I ended up going in to help him out. He was almost done but needed an extra hand and words of encouragement. When he was done, we all oohed and aahed at the fire pit and then began the task of getting wood to burn in the fire pit.
As I said before, I bought the pit a couple of years ago. Last year I bought wood to burn in the pit. It has been sitting in my garage waiting. I thought the wood was too big to burn in the pit so I decided the boys and I needed to go to the local hardware store and buy and axe. One our way there the Little Dude had a mild session of wigging out. He said he didn’t want an axe in the house because he was afraid he would get chopped into little pieces. I am not sure what he has been watching on TV but I assured him that was not our short term or long term goal. We merely wanted to chop some pieces of wood. I asked the kindly gentlemen which axe I should buy for the task at hand. The said a 3lb axe would do just fine. The teenager and I both decided to go with what he said. He was the expert right? Well let me tell you that a 3lb axe doesn’t cut through a thin tree limb. The Teenager must have chopped that piece of wood for quite a while and never made any progress. He did receive lots of cheers from his siblings.

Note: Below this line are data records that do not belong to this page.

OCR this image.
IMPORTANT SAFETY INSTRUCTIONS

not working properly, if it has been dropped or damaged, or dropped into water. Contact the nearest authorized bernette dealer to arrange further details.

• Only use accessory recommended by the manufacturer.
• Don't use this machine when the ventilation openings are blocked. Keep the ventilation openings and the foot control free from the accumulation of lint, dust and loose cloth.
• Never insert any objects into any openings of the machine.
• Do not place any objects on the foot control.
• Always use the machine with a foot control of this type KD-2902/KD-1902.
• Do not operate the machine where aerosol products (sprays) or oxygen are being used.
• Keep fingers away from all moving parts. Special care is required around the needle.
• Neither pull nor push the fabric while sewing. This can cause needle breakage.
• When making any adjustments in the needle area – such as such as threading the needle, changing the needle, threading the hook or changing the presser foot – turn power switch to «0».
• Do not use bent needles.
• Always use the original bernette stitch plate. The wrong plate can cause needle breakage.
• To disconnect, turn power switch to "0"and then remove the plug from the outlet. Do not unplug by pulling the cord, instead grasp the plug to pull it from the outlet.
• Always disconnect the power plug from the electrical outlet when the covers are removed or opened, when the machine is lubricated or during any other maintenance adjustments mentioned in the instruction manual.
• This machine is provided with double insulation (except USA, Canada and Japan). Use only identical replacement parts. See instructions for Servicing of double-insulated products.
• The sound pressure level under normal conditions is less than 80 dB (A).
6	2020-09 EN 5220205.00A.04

Thankfully, earlier in the day, I had purchased a fire log that catches fire and burns easily. Oh, the axe did cut through that thing.
The friends showed up, it was a cold enough evening with a few sprinkles and they were all excited. The Teenager made everybody stay in the house as he attempted to get the wood to light. I have never lit a fire before in my entire life other than on a gas stove. My ex lit the fires in our fire place and I now have a gas burning fireplace. I did know we might need some paper, smaller pieces of wood that might catch quicker and then the wood. Again, I am thankful for the fire log because it saved the day. The kids roasted marshmallows and ate their s’mores.
As the younger ones went back in the house The Teenager pulled up a chair with me to enjoy the fire. He then began to talk to me about things that have been on his mind. I love when my kids share their heart with me. All in all I would say the building of the fire pit was a great experience. We learned, we laughed and in the end we still had respect and love. What more can you ask for?